Dans ce cadre, l’action de la police a fait l’objet de critiques virulentes, à Mistral au premier chef mais encore dans d’autres quartiers populaires de Grenoble (qui ont été aussi, par ricochet, le théâtre d’affrontements entre jeunes et policiers). La poursuite engagée par les agents de la BAC, dans des conditions pouvant mettre en danger la vie de ces jeunes, y a été jugée souvent illégitime, sinon scandaleuse – et a soulevé divers questionnements concernant le respect d’un code policier, formel ou informel.
Par ailleurs, comme c’est généralement le cas dans ce type d’affaire, la version policière officielle, relayée par les médias ou par des agents de l’État, a été mise en cause – ou suscité du moins l’expression d’une « demande de vérité » et de clarifications.
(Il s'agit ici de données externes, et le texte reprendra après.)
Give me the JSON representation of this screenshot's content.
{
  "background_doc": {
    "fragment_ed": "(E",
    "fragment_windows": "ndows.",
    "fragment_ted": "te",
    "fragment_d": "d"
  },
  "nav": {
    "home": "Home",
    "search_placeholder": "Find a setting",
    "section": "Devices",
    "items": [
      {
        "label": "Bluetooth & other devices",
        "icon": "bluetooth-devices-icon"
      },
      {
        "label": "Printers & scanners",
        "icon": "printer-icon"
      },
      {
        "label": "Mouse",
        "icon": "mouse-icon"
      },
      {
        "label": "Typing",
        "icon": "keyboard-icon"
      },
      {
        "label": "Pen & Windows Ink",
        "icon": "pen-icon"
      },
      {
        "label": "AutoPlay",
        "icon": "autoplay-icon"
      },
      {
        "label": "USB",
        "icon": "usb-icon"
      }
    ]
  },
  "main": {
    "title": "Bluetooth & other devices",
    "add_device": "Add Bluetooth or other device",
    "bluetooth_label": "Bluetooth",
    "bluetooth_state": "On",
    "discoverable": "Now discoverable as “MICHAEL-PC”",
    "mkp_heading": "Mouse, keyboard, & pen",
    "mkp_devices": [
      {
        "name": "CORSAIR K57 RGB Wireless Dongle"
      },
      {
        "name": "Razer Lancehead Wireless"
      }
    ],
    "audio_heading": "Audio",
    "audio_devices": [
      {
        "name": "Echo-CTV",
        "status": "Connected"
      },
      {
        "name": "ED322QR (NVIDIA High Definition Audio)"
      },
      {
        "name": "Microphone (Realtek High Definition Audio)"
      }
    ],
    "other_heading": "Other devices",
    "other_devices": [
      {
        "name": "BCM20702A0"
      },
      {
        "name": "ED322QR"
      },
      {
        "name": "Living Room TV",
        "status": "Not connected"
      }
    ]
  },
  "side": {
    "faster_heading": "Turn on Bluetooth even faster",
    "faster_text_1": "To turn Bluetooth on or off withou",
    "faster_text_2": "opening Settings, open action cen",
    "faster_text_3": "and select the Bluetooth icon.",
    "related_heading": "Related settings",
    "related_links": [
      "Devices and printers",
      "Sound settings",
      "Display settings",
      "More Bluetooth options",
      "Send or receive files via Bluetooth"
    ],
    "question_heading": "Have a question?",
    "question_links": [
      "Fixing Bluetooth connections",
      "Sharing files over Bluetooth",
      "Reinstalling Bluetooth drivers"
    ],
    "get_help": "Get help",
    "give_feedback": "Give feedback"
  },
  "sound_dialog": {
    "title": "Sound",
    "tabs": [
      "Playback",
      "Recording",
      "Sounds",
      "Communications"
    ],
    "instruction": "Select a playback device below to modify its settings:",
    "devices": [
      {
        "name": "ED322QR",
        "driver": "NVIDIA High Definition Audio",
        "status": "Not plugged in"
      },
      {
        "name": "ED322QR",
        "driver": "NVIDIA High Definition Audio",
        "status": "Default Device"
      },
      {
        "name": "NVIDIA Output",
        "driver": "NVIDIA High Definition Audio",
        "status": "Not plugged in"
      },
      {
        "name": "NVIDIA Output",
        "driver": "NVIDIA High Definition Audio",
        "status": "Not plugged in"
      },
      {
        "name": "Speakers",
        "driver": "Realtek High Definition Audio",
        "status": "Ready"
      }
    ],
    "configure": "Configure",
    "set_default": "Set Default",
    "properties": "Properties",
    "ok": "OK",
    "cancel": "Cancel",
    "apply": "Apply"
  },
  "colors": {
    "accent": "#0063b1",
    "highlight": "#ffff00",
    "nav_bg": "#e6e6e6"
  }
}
Sur les murs du quartier, des tags vindicatifs sont apparus pour obtenir justice, mais aussi réclamer que les policiers soient mutés ailleurs, ou exprimer un rejet radical de l’institution.
Si pareille réaction sembler naturelle – le cas Mistral évoque d’autres événements comparables, à commencer par le parallèle couramment opéré avec la mort de Zyed et Bouna à Clichy-sous-Bois –, elle n’a rien d’évident. D’abord, contrairement à d’autres zones étiquetées sensibles de l’agglomération, Mistral n’avait jamais connu de véritables émeutes. Comme dans d’autres quartiers populaires – et peut-être davantage – les habitant.e.s peuvent y exprimer, pour une partie d’entre eux, une demande de police (en lien avec l’existence notoire d’un trafic de stupéfiants, lequel est régulièrement évoqué dans les médias locaux).
Une enquête conduite ces dernières années a montré qu’à Mistral, l’action de la police, bien que très critiquée dans ses modalités, était jugée souvent légitime – ce qui est beaucoup moins vrai dans d’autres quartiers de la ville (au vu, là encore, de nos recherches). À la différence de ce qu’on observe par exemple à la Villeneuve, nous n’y avons pas trouvé trace d’une mémoire négative de la police, construite au fil du temps, comme « ennemi » du quartier et de ses habitant.e.s (laquelle peut se transmettre entre générations). Ainsi, au-delà de ressemblances apparentes, les situations des quartiers populaires du point de vue de leur rapport avec la police présentent de forts contrastes – contrastes que seule l’enquête de terrain permet de révéler.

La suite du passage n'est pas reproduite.